Ronin Network Halts Operations After Whitehat Suspected $11.3M Exploit

The Ronin Network, known for its role in play-to-earn games, has been exploited again. This time, over $11.33 million was siphoned off, marking the second significant hack in two years.

PeckShield Uncovers the Exploit

The breach was first reported by blockchain security firm PeckShield. They revealed that a Maximal Extractable Value (MEV) bot withdrew Ether (ETH) and USD Coin (USDC) worth $11.33 million from the Ronin Bridge. 

The nature of these transactions remains uncertain, with speculation about whether they were executed by malicious actors or ethical/whitehat hackers aiming to expose vulnerabilities.

White hat hackers often exploit vulnerabilities to demonstrate security flaws, subsequently returning the stolen funds. In this case, Ronin's exploit could lead to funds being returned soon, reducing its impact.

Ronin Network's Response

Following the alert, Ronin Network paused its operations.

"Earlier today, we were notified by white-hats about a potential exploit on the Ronin bridge," the network posted on X. 

They confirmed the bridge was paused 40 minutes after the first on-chain action was detected. The pause was necessary to prevent further exploitation while the team investigated the breach.

MEV Bot Involvement

The exploit appears to have been facilitated by an MEV bot, specifically “0x4ab,” which accidentally exploited a loophole in the Ronin Bridge protocol. MEV bots are software tools used by validators to analyze and execute arbitrage opportunities across decentralized finance platforms. 

Blockchain data reveals that the MEV bot “0x4ab” executed the transaction, withdrawing a substantial amount of funds. A portion of the funds, about 3.9 Ether, was sent to a wallet known as “beaverbuild.” 
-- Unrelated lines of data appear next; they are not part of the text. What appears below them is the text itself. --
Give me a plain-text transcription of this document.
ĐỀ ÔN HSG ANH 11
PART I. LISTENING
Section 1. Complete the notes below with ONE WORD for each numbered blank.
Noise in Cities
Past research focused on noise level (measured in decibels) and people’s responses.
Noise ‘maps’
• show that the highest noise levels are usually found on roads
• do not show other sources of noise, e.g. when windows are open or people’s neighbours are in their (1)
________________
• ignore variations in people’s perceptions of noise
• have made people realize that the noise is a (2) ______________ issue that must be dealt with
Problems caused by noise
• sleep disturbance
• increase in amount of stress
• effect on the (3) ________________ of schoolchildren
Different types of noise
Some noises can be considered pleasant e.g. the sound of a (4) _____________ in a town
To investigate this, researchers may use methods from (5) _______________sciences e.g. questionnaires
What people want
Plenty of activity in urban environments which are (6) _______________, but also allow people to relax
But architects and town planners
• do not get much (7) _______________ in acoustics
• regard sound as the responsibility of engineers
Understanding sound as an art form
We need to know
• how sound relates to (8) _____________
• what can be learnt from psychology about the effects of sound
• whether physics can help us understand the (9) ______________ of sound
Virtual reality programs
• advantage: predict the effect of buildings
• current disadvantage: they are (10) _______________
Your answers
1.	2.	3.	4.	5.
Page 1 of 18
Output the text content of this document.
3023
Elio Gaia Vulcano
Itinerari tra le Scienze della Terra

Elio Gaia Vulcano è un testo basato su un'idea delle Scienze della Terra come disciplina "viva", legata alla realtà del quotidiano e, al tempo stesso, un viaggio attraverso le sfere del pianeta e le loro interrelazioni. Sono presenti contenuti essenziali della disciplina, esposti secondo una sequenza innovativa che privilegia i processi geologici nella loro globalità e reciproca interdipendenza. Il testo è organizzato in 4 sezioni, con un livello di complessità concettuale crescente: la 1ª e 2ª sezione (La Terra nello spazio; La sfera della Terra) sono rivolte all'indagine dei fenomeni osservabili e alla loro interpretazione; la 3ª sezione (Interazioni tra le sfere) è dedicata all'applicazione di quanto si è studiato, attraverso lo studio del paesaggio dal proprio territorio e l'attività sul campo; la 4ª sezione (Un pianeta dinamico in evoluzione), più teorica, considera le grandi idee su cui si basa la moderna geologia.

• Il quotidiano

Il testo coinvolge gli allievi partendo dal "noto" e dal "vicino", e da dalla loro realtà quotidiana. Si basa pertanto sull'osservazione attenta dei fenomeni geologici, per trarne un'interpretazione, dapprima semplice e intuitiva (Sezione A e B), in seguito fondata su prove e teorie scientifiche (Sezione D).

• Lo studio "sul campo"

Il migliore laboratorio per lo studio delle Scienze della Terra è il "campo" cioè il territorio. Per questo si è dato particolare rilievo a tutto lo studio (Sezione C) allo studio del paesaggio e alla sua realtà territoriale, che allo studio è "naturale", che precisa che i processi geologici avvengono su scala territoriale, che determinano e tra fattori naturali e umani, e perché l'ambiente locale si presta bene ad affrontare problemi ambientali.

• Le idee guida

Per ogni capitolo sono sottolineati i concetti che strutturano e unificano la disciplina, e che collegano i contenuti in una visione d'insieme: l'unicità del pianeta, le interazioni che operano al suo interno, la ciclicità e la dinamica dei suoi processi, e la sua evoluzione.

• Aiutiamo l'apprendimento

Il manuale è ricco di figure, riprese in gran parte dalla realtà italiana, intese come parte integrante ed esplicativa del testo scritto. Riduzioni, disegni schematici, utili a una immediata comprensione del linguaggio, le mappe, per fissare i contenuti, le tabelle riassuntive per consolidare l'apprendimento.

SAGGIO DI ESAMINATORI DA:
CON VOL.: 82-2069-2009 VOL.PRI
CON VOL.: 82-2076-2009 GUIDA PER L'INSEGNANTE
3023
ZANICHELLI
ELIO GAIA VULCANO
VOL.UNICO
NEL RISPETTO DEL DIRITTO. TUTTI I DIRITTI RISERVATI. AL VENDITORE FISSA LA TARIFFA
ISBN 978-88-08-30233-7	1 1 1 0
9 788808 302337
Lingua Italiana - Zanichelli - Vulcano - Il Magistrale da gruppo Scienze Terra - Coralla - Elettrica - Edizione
Aleksander Leonard Larsen, co-founder and COO of Sky Mavis, the developer behind the Ronin Network, assured users that the protocol’s team had paused operations to investigate the breach. He emphasized that the Ronin Bridge holds more than $850 million in cryptocurrencies, and all assets are currently safe. Larsen promised more information once the team completes a thorough analysis.

Historical Context

This isn't the first time Ronin has been compromised. In March 2022, the network suffered a massive loss of over $615 million in USDC and Ether. 

The exploit at that time involved hacked private keys used to forge fake withdrawals from the Ronin Bridge. The attacker exploited a backdoor through the gas-free RPC node, bypassing the network's security measures.